南国でヒグマの話をしてきました。
11月21日から24日まで沖縄の琉球大学で「第21回 野生動物と社会」学会が開催されました。
私たち知床財団は、北海道大学敷田教授と共同で観光資源化しているヒグマについてテーマセッションを行いました。
知床を訪れる観光客にとって、ヒグマとは一度は見てみたい野生動物の代表となっています。しかし、そこには観光客や地元住民の安全を最優先する管理側としばしば対立関係を生じている現状があります。
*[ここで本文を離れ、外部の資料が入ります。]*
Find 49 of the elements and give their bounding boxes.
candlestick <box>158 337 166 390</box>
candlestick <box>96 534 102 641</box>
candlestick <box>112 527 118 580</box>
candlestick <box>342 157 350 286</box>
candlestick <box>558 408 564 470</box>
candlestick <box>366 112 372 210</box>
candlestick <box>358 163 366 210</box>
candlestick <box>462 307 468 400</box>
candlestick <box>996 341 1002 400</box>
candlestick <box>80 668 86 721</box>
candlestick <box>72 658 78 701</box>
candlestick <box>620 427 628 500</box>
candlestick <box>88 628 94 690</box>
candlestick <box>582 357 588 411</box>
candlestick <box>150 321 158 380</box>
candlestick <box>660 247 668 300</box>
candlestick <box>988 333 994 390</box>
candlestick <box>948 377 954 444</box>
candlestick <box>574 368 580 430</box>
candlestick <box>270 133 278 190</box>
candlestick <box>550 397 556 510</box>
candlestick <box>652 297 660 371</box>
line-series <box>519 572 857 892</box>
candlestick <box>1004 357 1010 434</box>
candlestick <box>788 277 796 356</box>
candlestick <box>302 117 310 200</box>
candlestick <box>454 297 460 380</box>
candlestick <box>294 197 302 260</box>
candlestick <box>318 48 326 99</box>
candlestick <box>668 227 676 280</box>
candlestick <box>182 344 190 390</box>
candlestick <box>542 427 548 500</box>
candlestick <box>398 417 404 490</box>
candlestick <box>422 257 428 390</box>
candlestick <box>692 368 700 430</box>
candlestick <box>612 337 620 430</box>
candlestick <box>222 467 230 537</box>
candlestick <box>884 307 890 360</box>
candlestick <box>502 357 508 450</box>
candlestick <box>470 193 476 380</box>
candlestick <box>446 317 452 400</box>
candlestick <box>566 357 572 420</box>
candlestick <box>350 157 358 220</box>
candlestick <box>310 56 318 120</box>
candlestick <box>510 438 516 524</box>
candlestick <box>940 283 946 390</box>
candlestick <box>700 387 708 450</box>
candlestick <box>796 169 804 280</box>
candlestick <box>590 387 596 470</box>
こういった状況を念頭に置いて、それぞれの立場を超えた新たな管理の考え方はできないだろうか、といった内容のセッションでした。
ヒグマを観光資源として捉えることは、ヒグマの被害防止や個体群の保全といった従来の視点とは一歩進んだ考え方になります。
会場からは、ヒグマの人慣れが今以上に進行する可能性を懸念する意見、アフリカやカナダなどのすでに野生動物が観光対象となっている海外の事例と比較した意見などが出され議論となりました。
観光と保全(安全)両者が融合した新たなシステムの構築には時間が掛かりますが、より良い知床の環境を後世に繋げるためこれからも議論を続けていく必要があります。
一方、地元の鹿児島県の奄美大島や屋久島を含む琉球諸島では、アマミノクロウサギやヤンバルクイナといった希少種の保全対策の事例が多く発表されていました。
外来生物対策や交通事故対策などの発表が多く、知床との共通点も発見できました。
開催地の沖縄本島では、外来生物であるマングース根絶に向けた取り組みの紹介もあり、23日から24日に行われたフィールドセッションでは沖縄本島北部のやんばるの森を視察しました。
やんばるの森では、島を横断するマングース侵入防止柵や絶滅が危惧されているヤンバルクイナを生態展示している施設を訪れました。対象は違えど、野生動物を相手に試行錯誤している関係者との交流は、お互いに大いに刺激を受けました。